Friday, May 01, 2020

The Types of Social Team Organization


The Types of Social Team Organization [1]



The differences in the cognitive accomplishments of any two groups might depend entirely on differences in the social organization of distributed cognition and not at all on differences in the cognitive properties of individuals in the two groups .

Parallel Activities
Perhaps the most obvious property is that the activities of the members of the team take place in parallel .   Two functional systems may be assembled into a larger functional system in the coordination of the activities of the two crew members who work together on a single problem.

Top down bottom up
In  a "bottom-up " information process input values are propagated upto a higher level of abstraction. For ex. the representation of the relationship of the ship to the world is transformed into symbolic form and moved across a set of media until it arrives at the chart.
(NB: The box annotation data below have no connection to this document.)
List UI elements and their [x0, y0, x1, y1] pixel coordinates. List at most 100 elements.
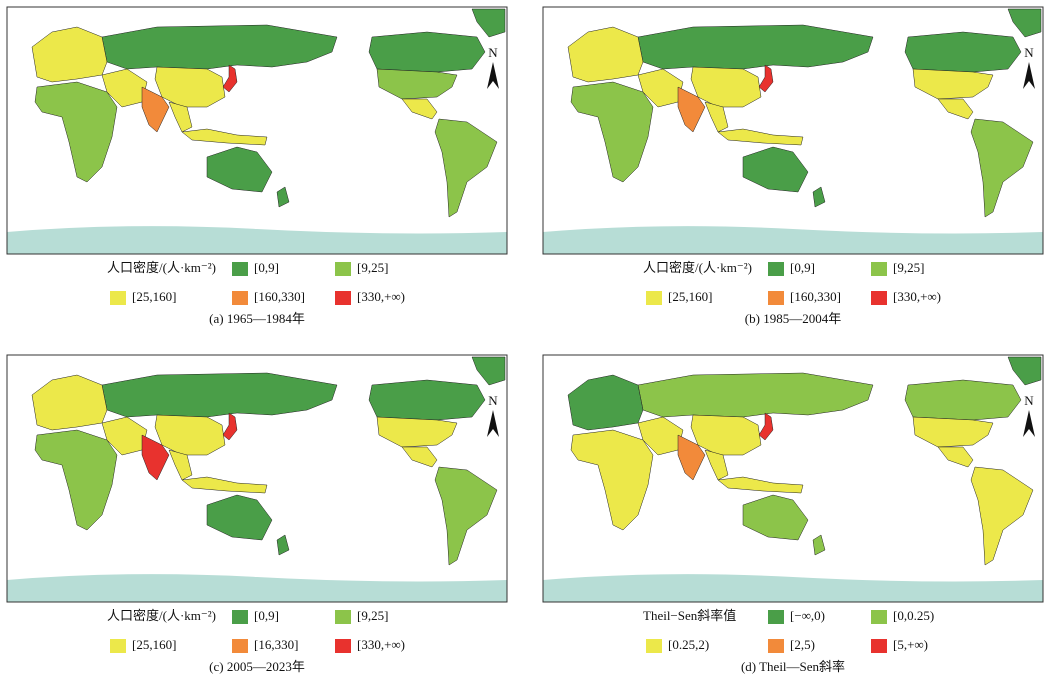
map: N [6, 354, 508, 603]
legend-swatch [335, 262, 351, 276]
legend-swatch [110, 291, 126, 305]
legend-label: [5,+∞) [893, 637, 928, 652]
new-zealand [812, 534, 826, 556]
canada [904, 31, 1022, 73]
panel: N 人口密度/(人·km⁻²) [0,9] [9,25] [25,160] [16,330… [6, 354, 508, 674]
north-label: N [1024, 45, 1034, 60]
new-zealand [276, 534, 290, 556]
north-label: N [1024, 393, 1034, 408]
legend-swatch [871, 262, 887, 276]
usa [912, 68, 994, 100]
legend-swatch [232, 262, 248, 276]
legend-swatch [768, 262, 784, 276]
canada [904, 379, 1022, 421]
legend-label: [330,+∞) [357, 289, 405, 304]
antarctica [543, 226, 1043, 254]
russia [101, 372, 338, 418]
map: N [6, 6, 508, 255]
map-frame [6, 354, 508, 603]
china [690, 414, 762, 456]
legend-swatch [871, 639, 887, 653]
map-frame [542, 6, 1044, 255]
legend-title: 人口密度/(人·km⁻²) [643, 260, 752, 275]
africa [34, 81, 118, 183]
legend-swatch [335, 610, 351, 624]
greenland [471, 356, 506, 386]
legend-label: [160,330] [790, 289, 841, 304]
japan [222, 412, 238, 441]
indonesia [717, 476, 804, 494]
mexico [937, 446, 974, 468]
legend-label: [0.25,2) [668, 637, 709, 652]
north-arrow [1023, 410, 1035, 437]
australia [206, 146, 273, 193]
panel: N 人口密度/(人·km⁻²) [0,9] [9,25] [25,160] [160,33… [6, 6, 508, 326]
china [690, 66, 762, 108]
china [154, 66, 226, 108]
north-arrow [487, 62, 499, 89]
legend-swatch [768, 639, 784, 653]
russia [637, 372, 874, 418]
legend-swatch [110, 639, 126, 653]
north-label: N [488, 45, 498, 60]
legend-title: Theil−Sen斜率值 [643, 608, 736, 623]
caption: (a) 1965—1984年 [209, 311, 305, 326]
panel: N Theil−Sen斜率值 [−∞,0) [0,0.25) [0.25,2) [2,5)… [542, 354, 1044, 674]
canada [368, 31, 486, 73]
north-arrow [1023, 62, 1035, 89]
southeast-asia [168, 101, 193, 133]
legend-label: [9,25] [357, 260, 388, 275]
south-america [970, 118, 1034, 218]
new-zealand [812, 186, 826, 208]
legend-swatch [646, 291, 662, 305]
antarctica [7, 226, 507, 254]
caption: (d) Theil—Sen斜率 [741, 659, 845, 674]
mexico [937, 98, 974, 120]
legend-label: [0,9] [254, 260, 279, 275]
mexico [401, 446, 438, 468]
china [154, 414, 226, 456]
legend-label: [25,160] [132, 289, 176, 304]
legend-swatch [768, 291, 784, 305]
legend-label: [160,330] [254, 289, 305, 304]
indonesia [181, 128, 268, 146]
legend-swatch [871, 610, 887, 624]
legend-swatch [871, 291, 887, 305]
africa [570, 81, 654, 183]
india [141, 434, 170, 481]
antarctica [7, 574, 507, 602]
southeast-asia [168, 449, 193, 481]
legend-label: [16,330] [254, 637, 298, 652]
indonesia [181, 476, 268, 494]
legend-label: [−∞,0) [790, 608, 825, 623]
india [677, 86, 706, 133]
australia [742, 494, 809, 541]
map-frame [542, 354, 1044, 603]
north-arrow [487, 410, 499, 437]
canada [368, 379, 486, 421]
india [141, 86, 170, 133]
north-label: N [488, 393, 498, 408]
south-america [434, 118, 498, 218]
map: N [542, 6, 1044, 255]
russia [637, 24, 874, 70]
africa [570, 429, 654, 531]
legend-label: [25,160] [668, 289, 712, 304]
legend-swatch [335, 639, 351, 653]
south-america [434, 466, 498, 566]
legend-label: [2,5) [790, 637, 815, 652]
legend-swatch [768, 610, 784, 624]
southeast-asia [704, 449, 729, 481]
legend-label: [25,160] [132, 637, 176, 652]
greenland [1007, 356, 1042, 386]
russia [101, 24, 338, 70]
legend-label: [330,+∞) [357, 637, 405, 652]
legend-label: [330,+∞) [893, 289, 941, 304]
legend-title: 人口密度/(人·km⁻²) [107, 608, 216, 623]
australia [206, 494, 273, 541]
new-zealand [276, 186, 290, 208]
europe [567, 374, 644, 431]
legend-label: [0,9] [790, 260, 815, 275]
japan [758, 412, 774, 441]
The Types of Human Interfaces
The creation of human and organizational interfaces to tasks is ubiquitous.

Daemons
A commonly created sort of interface to a task is what in computer science is called a daemon. A daemon is an agent that monitors a world waiting for certain specified conditions . When the trigger
conditions exist , the daemon takes a specified action.

Buffers
Information buffers enable the operators , whose job is to make the observations as nearly simultaneously as is possible  to operate asynchronously . There may be a great deal of variation in the pace of the work done by the members of a navigation team. The buffering activity introduces slack into the system so that the temporal constraints of an operator do not interfere with the temporal constraints of an other operator.   Each pair of operators  permits communication to take place when the sender and the receiver are not overloaded.
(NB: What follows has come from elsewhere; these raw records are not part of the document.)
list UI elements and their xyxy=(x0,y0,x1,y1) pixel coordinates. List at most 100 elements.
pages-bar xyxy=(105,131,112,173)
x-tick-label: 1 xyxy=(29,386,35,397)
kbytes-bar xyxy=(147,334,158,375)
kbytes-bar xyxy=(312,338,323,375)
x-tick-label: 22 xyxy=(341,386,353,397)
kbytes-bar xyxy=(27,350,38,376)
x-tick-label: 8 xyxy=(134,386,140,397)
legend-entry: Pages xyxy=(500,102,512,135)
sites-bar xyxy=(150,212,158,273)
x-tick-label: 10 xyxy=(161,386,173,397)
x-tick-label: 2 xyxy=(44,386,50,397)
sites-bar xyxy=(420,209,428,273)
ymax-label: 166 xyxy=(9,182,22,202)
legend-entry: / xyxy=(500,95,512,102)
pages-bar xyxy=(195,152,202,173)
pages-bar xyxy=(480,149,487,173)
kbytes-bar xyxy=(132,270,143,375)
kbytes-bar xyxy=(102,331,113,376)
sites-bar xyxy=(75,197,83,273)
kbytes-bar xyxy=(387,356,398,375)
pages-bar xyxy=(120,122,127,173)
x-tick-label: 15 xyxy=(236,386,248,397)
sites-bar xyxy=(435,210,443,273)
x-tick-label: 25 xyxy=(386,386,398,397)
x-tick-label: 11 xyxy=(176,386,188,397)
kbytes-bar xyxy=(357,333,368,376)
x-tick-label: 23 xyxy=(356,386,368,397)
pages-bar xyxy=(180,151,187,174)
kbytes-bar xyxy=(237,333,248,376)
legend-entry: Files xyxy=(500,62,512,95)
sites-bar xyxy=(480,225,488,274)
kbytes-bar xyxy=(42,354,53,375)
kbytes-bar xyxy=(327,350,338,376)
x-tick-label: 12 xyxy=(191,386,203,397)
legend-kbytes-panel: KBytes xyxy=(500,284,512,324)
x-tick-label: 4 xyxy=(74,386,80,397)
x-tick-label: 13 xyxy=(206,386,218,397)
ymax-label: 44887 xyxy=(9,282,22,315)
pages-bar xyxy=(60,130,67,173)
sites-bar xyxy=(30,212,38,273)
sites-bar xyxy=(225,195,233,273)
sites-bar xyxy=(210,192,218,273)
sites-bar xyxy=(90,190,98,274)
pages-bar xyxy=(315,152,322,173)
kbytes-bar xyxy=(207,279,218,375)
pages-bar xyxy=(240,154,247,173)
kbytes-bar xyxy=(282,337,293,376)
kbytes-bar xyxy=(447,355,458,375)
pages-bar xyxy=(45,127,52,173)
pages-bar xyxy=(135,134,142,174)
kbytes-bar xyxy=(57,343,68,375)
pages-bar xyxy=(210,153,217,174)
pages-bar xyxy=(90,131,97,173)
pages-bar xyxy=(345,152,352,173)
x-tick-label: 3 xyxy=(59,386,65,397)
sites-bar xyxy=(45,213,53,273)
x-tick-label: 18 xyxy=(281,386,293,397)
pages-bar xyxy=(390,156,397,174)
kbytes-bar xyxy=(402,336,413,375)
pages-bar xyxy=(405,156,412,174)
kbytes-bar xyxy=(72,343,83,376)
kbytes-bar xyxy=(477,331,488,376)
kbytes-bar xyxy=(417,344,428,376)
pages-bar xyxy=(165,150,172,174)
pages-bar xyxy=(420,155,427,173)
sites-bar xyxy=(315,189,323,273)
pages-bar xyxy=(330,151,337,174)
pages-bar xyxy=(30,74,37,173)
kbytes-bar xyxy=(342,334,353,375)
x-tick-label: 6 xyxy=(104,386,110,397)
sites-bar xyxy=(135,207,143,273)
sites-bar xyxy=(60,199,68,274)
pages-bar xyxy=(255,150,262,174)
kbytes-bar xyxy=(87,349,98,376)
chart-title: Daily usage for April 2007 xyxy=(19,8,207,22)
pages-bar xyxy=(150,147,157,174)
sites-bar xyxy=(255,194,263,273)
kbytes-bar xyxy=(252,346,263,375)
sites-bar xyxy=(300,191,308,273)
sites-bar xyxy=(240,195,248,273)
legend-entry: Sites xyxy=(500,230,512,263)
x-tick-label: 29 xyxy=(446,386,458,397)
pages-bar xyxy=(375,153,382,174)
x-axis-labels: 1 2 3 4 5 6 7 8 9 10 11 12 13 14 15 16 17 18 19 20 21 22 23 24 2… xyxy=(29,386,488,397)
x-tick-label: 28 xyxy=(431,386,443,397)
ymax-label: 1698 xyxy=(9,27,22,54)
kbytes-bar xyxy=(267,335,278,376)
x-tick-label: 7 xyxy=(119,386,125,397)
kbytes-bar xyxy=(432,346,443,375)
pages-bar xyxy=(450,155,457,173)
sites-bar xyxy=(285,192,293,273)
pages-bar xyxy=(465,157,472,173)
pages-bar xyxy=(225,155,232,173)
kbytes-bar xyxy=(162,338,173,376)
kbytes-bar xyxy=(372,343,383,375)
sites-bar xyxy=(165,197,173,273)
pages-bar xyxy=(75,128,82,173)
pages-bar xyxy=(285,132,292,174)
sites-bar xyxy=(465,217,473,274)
Buffering contributes to " loose coupling " of the system. The buffering prevents the uncontrolled propagation of effects from one part of the system to another . Buffering provides protection against destructive interference between processes running in parallel .

Communication and Memory
The work that is done by individual memory in the solo condition is replaced in the group condition by interpersonal communication .

If we think of individual memory as communication with the self over time, then the replacement of intrapersonal communication by interpersonal communication is an expected consequence of the move from individual to team performance of a task.

Sequential Control of Action 
Sequential control in an orchestra is achieved by having every musician know the plan of the entire piece and also know the place of every instance of his own part within the piece.

A procedure is sequentially unconstrained if the execution of any   enabled operation will never disable any other enabled but as yet unexecuted operation . In this scheme, there is no communication between the active agents other than their effects on a shared environment . Each agent simply mills about taking actions only when he encounters situations on which he can act.

A procedure is sequentially constrained if the execution of any enabled operation will disable any other enabled but as yet unexecuted operation . Where there are sequential constraints , it is  necessary to have some control over the sequence of actions .  The performance of a sequentially constrained procedure may require planning or backtracking .

Navigation Team as a Production Team
Sequentially unconstrained procedures are easily distributed or can be solved by very loosely interconnected systems. Tasks that have sequential constraints require some coordination among the  actions to be taken. There are many ways to achieve this coordination . Specifying the overall pattern of behavior in a script , a score, or an overall plan is an obvious solution to the sequencing problem


In fact, it is possible for the team to organize its behavior in an appropriate sequence without there being a global script or plan anywhere in the system. Each crew member only needs to know what to do when certain conditions are produced in the environment.